Ammeter shunt design: An ammeter has 50 Ω internal resistance and a 1 mA full-scale movement. To extend measurement to 10 mA, what is the required shunt resistor RSH1 (approximate)?
Correct Answer: 5.5 Ω
Introduction / Context:A moving-coil ammeter movement can measure only a small current directly.

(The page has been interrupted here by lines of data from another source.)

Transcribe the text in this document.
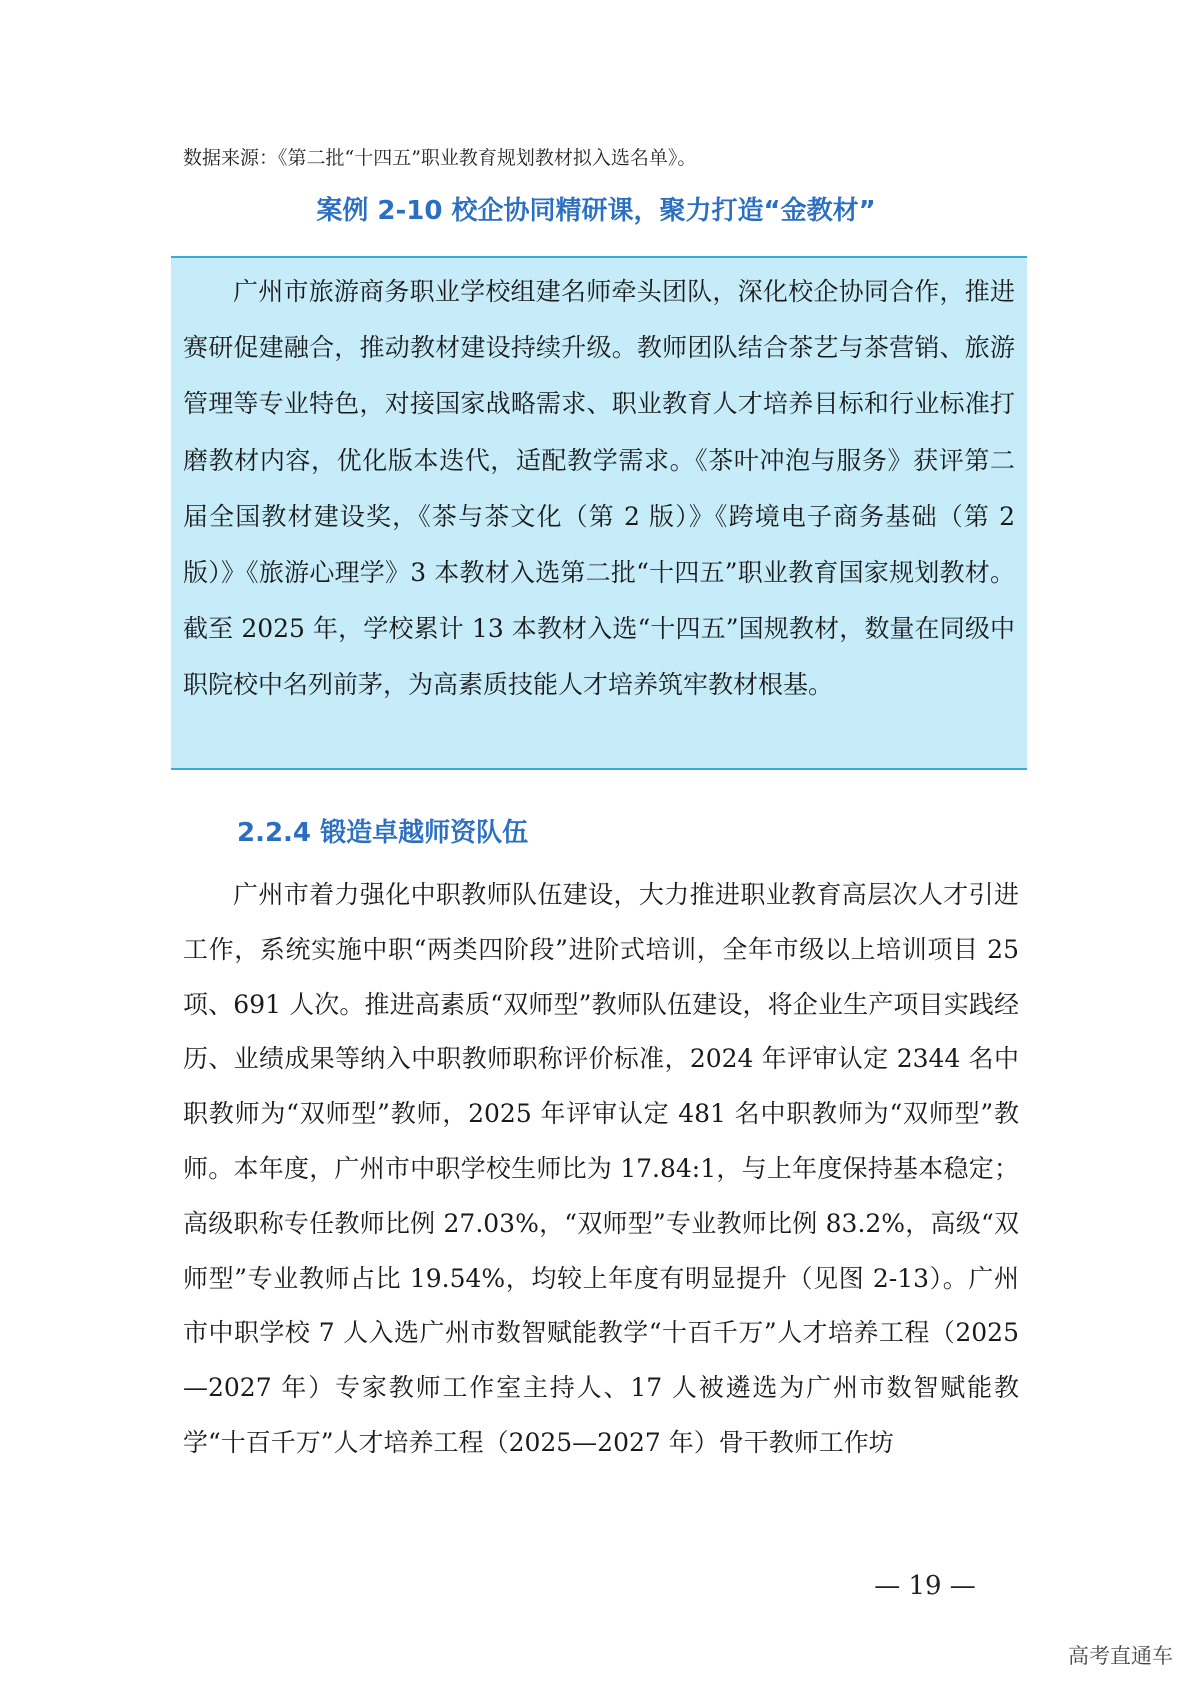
数据来源：《第二批“十四五”职业教育规划教材拟入选名单》。
案例 2-10 校企协同精研课，聚力打造“金教材”

广州市旅游商务职业学校组建名师牵头团队，深化校企协同合作，推进赛研促建融合，推动教材建设持续升级。教师团队结合茶艺与茶营销、旅游管理等专业特色，对接国家战略需求、职业教育人才培养目标和行业标准打磨教材内容，优化版本迭代，适配教学需求。《茶叶冲泡与服务》获评第二届全国教材建设奖，《茶与茶文化（第 2 版）》《跨境电子商务基础（第 2 版）》《旅游心理学》3 本教材入选第二批“十四五”职业教育国家规划教材。截至 2025 年，学校累计 13 本教材入选“十四五”国规教材，数量在同级中职院校中名列前茅，为高素质技能人才培养筑牢教材根基。

2.2.4 锻造卓越师资队伍

广州市着力强化中职教师队伍建设，大力推进职业教育高层次人才引进工作，系统实施中职“两类四阶段”进阶式培训，全年市级以上培训项目 25 项、691 人次。推进高素质“双师型”教师队伍建设，将企业生产项目实践经历、业绩成果等纳入中职教师职称评价标准，2024 年评审认定 2344 名中职教师为“双师型”教师，2025 年评审认定 481 名中职教师为“双师型”教师。本年度，广州市中职学校生师比为 17.84:1，与上年度保持基本稳定；高级职称专任教师比例 27.03%，“双师型”专业教师比例 83.2%，高级“双师型”专业教师占比 19.54%，均较上年度有明显提升（见图 2-13）。广州市中职学校 7 人入选广州市数智赋能教学“十百千万”人才培养工程（2025—2027 年）专家教师工作室主持人、17 人被遴选为广州市数智赋能教学“十百千万”人才培养工程（2025—2027 年）骨干教师工作坊

— 19 —
高考直通车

To measure larger currents, a low-value shunt resistor is connected in parallel with the movement so that most of the current bypasses the delicate coil while maintaining the same voltage across both paths.
Given Data / Assumptions:
- Ammeter movement resistance R_m = 50 Ω.
- Movement full-scale current I_m = 1 mA.

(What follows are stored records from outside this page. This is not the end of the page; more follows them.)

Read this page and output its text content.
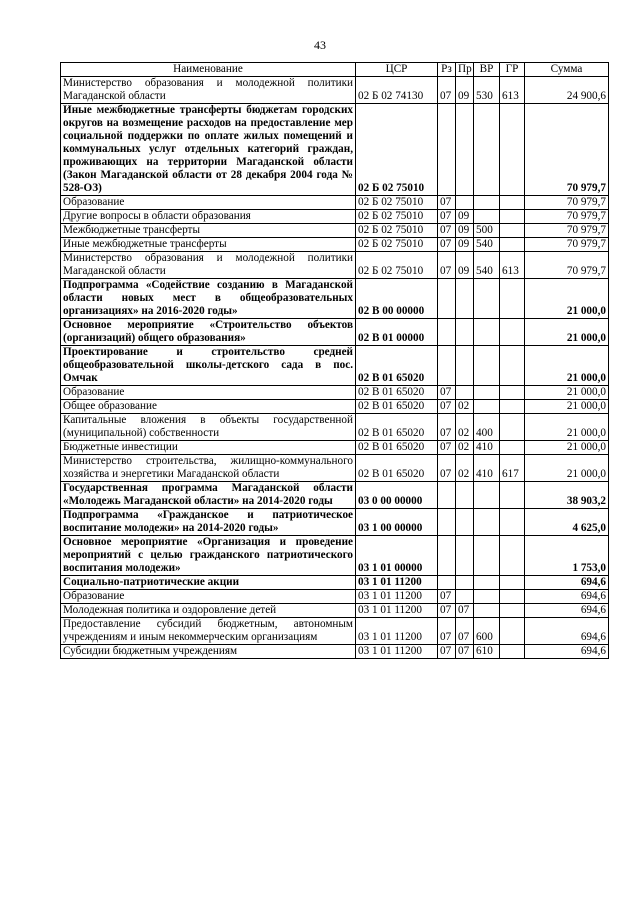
43
Наименование	ЦСР	Рз	Пр	ВР	ГР	Сумма
Министерство образования и молодежной политики Магаданской области	02 Б 02 74130	07	09	530	613	24 900,6
Иные межбюджетные трансферты бюджетам городских округов на возмещение расходов на предоставление мер социальной поддержки по оплате жилых помещений и коммунальных услуг отдельных категорий граждан, проживающих на территории Магаданской области (Закон Магаданской области от 28 декабря 2004 года № 528-ОЗ)	02 Б 02 75010					70 979,7
Образование	02 Б 02 75010	07				70 979,7
Другие вопросы в области образования	02 Б 02 75010	07	09			70 979,7
Межбюджетные трансферты	02 Б 02 75010	07	09	500		70 979,7
Иные межбюджетные трансферты	02 Б 02 75010	07	09	540		70 979,7
Министерство образования и молодежной политики Магаданской области	02 Б 02 75010	07	09	540	613	70 979,7
Подпрограмма «Содействие созданию в Магаданской области новых мест в общеобразовательных организациях» на 2016-2020 годы»	02 В 00 00000					21 000,0
Основное мероприятие «Строительство объектов (организаций) общего образования»	02 В 01 00000					21 000,0
Проектирование и строительство средней общеобразовательной школы-детского сада в пос. Омчак	02 В 01 65020					21 000,0
Образование	02 В 01 65020	07				21 000,0
Общее образование	02 В 01 65020	07	02			21 000,0
Капитальные вложения в объекты государственной (муниципальной) собственности	02 В 01 65020	07	02	400		21 000,0
Бюджетные инвестиции	02 В 01 65020	07	02	410		21 000,0
Министерство строительства, жилищно-коммунального хозяйства и энергетики Магаданской области	02 В 01 65020	07	02	410	617	21 000,0
Государственная программа Магаданской области «Молодежь Магаданской области» на 2014-2020 годы	03 0 00 00000					38 903,2
Подпрограмма «Гражданское и патриотическое воспитание молодежи» на 2014-2020 годы»	03 1 00 00000					4 625,0
Основное мероприятие «Организация и проведение мероприятий с целью гражданского патриотического воспитания молодежи»	03 1 01 00000					1 753,0
Социально-патриотические акции	03 1 01 11200					694,6
Образование	03 1 01 11200	07				694,6
Молодежная политика и оздоровление детей	03 1 01 11200	07	07			694,6
Предоставление субсидий бюджетным, автономным учреждениям и иным некоммерческим организациям	03 1 01 11200	07	07	600		694,6
Субсидии бюджетным учреждениям	03 1 01 11200	07	07	610		694,6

- Desired total current I_total = 10 mA.
- Shunt current I_sh = I_total − I_m = 9 mA.
Concept / Approach:
In parallel, the voltage across the movement equals the voltage across the shunt. First find the movement voltage at full scale, then choose R_sh so that the same voltage appears when I_sh flows through the shunt: V_m = I_m * R_m and R_sh = V_m / I_sh.
Step-by-Step Solution:
Compute movement voltage: V_m = 0.001 A * 50 Ω = 0.05 V.Compute shunt resistance: R_sh = V_m / I_sh = 0.05 V / 0.009 A ≈ 5.555... Ω.Round suitably: R_sh ≈ 5.5 Ω.Thus, a shunt of about 5.5 Ω will divert 9 mA while the movement carries 1 mA.Verification / Alternative check:
Check division: At 10 mA total, 0.05 V across the meter implies 0.05 / 5.5 ≈ 9.09 mA through shunt and 0.91 mA through movement (close; with 5.56 Ω it would be exact). The approximation is acceptable.
Why Other Options Are Wrong:
50 Ω or 55 Ω would pass far too little current. 9 Ω gives incorrect splitting. 0.55 Ω is an order of magnitude too small.
Common Pitfalls:
Forgetting to use the movement voltage, or mistakenly putting the shunt in series instead of parallel.
Final Answer:
5.5 Ω